4.3 Relação com os artrópodes

Para entender um pouco sobre a relação dos participantes com os animais, foram disponibilizadas duas questões abertas para que eles citassem espontaneamente de quais animais mais gostavam e menos gostavam, respectivamente. Sobre os animais mais estimados (Tabela 3), a maioria das respostas mencionava um animal vertebrado (53,5%), seguido de artrópodes (34,0%). Dentre os vertebrados, os animais mais citados fazem parte do tradicional grupo da megafauna1 carismática que inclui animais grandes, comportamental ou biologicamente similares a humanos e com filhotes de cabeça e olhos avantajados [Heathcote, 2021] — animais “fofos”, de uma forma geral. No grupo dos artrópodes, as maiores frequências se referem às aranhas (27), insetos no geral (24), borboletas (21) e besouros (19).

PIC
Tabela 3: Animais mais estimados pelos respondentes, separados em grupos. N = 282. Fonte: elaborado pelos autores.

Em relação aos animais menos estimados (Tabela 4), a maioria das respostas mencionava artrópodes (60,1%), seguido de alguns vertebrados (24,5%). Dentre os artrópodes menos estimados, em número de citações, destacam-se as baratas (36), os mosquitos (36) e as lacraias (20). No grupo dos vertebrados, a maior frequência se refere, curiosamente, à categoria de animais “fofos” (14) como, por exemplo, gatos, cachorros e aves; seguido por “peixes” (9), ratos (8) e serpentes (7).

PIC
Tabela 4: Animais menos estimados pelos respondentes, divididos em grupos. N = 208. Fonte: elaborado pelos autores.

Com representantes domésticos, além dos silvestres famosos pela mídia e pela cultura, como as aves e os grandes mamíferos (onças, leões, girafas, hipopótamos, tigres, macacos etc.), os Vertebrados aparecem como os animais mais apreciados, o que dificilmente seria diferente. Os tradicionais grupos de animais fofos e carismáticos [Heathcote, 2021] são, de forma geral, os animais mais queridos das pessoas.

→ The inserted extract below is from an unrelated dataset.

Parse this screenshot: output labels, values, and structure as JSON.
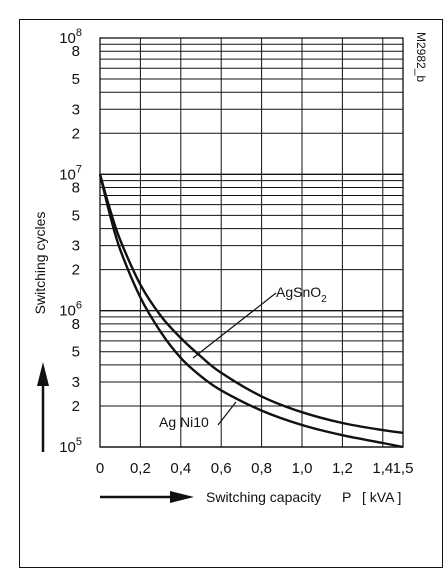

Mas, nem por isso, deixaram de aparecer “bichos nojentos” entre os animais mais apreciados pelos seguidores. Porque, mesmo em se falando de artrópodes, há animais mais “fáceis” de serem apreciados do que outros. Borboletas, por exemplo, dificilmente são enxergadas como sujas, perigosas ou provocam uma forte aversão nas pessoas. Coerentemente, elas aparecem aqui em terceiro lugar nas citações sobre artrópodes mais estimados.

As aranhas são o grupo de artrópodes mais citado nessa questão, o que poderia deixar o leitor intrigado, afinal são animais peçonhentos e que, em geral, causam medo e repulsa na maioria das pessoas. Mas, novamente, por se tratar de seguidores de um grupo de pessoas que aprecia esses animais e que age na sua desmistificação, tal resultado pode ser encarado com mais naturalidade. Um dos divulgadores que auxiliou no compartilhamento do questionário dedica-se exclusivamente aos aracnídeos, em específico às aranhas, o que pode ter atraído muitos de seus seguidores apreciadores de aranhas.

Agora, em se tratando dos animais menos apreciados pelos respondentes, os grandes grupos de animais citados anteriormente aparecem em ordem invertida — também dentro do esperado. Os artrópodes acumulam o maior número de citações (60,1%), com larga “vantagem” em relação ao segundo colocado em citações, os vertebrados (24,5%).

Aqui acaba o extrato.